Noncalcified, Mixed Coronary Plaques Predict CAD Outcome
Mortality rate in nonobstructive coronary artery disease higher for patients with these plaques
MONDAY, Jan. 24 (HealthDay News) -- The presence of noncalcified and mixed coronary plaques in patients with nonobstructive coronary artery disease (CAD) is associated with worse long-term clinical outcomes, independent of other risk factors, according to a study in the January issue of The American Journal of Cardiology.
To investigate the long-term outcomes of patients with nonobstructive CAD on the basis of the presence of coronary plaques, Naser Ahmadi, M.D., from the Harbor UCLA Medical Center in Torrance, Calif., and colleagues studied 1,102 patients with nonobstructive CAD who underwent computed tomographic angiography (CTA). Subjects were followed for a mean of 78 months.
The researchers found that the death rate of patients with nonobstructive CAD was 3.1 percent, but that the rate increased incrementally from calcified plaque at 1.4 percent, to mixed plaque at 3.3 percent, to noncalcified plaque at 9.6 percent. The risk-adjusted hazard ratios of all-cause mortality in subjects with nonobstructive CAD were 7.4 for noncalcified plaques and 3.2 for mixed plaques compared with calcified plaques.

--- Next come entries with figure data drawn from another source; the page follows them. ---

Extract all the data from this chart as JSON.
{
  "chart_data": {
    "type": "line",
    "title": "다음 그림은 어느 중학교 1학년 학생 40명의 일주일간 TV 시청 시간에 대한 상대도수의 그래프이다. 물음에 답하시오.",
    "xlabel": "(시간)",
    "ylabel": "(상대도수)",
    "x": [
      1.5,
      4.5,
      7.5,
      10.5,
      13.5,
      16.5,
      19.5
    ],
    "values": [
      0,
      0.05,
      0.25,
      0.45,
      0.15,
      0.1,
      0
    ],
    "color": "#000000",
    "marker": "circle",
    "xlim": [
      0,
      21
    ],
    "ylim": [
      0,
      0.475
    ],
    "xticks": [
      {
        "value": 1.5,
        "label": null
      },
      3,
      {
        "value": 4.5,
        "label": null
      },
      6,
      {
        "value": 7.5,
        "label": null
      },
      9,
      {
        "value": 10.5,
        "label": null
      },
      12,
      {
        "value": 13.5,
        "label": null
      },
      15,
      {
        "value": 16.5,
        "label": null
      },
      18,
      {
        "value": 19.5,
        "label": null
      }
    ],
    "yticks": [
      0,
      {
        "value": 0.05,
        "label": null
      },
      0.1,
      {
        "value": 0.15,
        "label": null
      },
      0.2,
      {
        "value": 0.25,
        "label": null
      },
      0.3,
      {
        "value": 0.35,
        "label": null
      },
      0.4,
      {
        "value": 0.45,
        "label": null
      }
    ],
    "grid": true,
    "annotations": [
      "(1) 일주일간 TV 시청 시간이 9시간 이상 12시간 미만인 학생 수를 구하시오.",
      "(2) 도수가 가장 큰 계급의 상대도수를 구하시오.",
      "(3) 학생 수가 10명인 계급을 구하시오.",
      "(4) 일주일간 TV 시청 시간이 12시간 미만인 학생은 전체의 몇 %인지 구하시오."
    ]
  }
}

"We have shown that the survival rate of subjects with nonobstructive CAD decreased significantly with the number of diseased coronary arteries. Moreover, the presence of noncalcified and mixed plaque in symptomatic subjects with nonobstructive CAD as detected by CTA adds incremental prognostic value over traditional risk factor assessment and the number of diseased coronary arteries in both genders," the authors write.
A co-author is on the speaker's bureau for General Electric.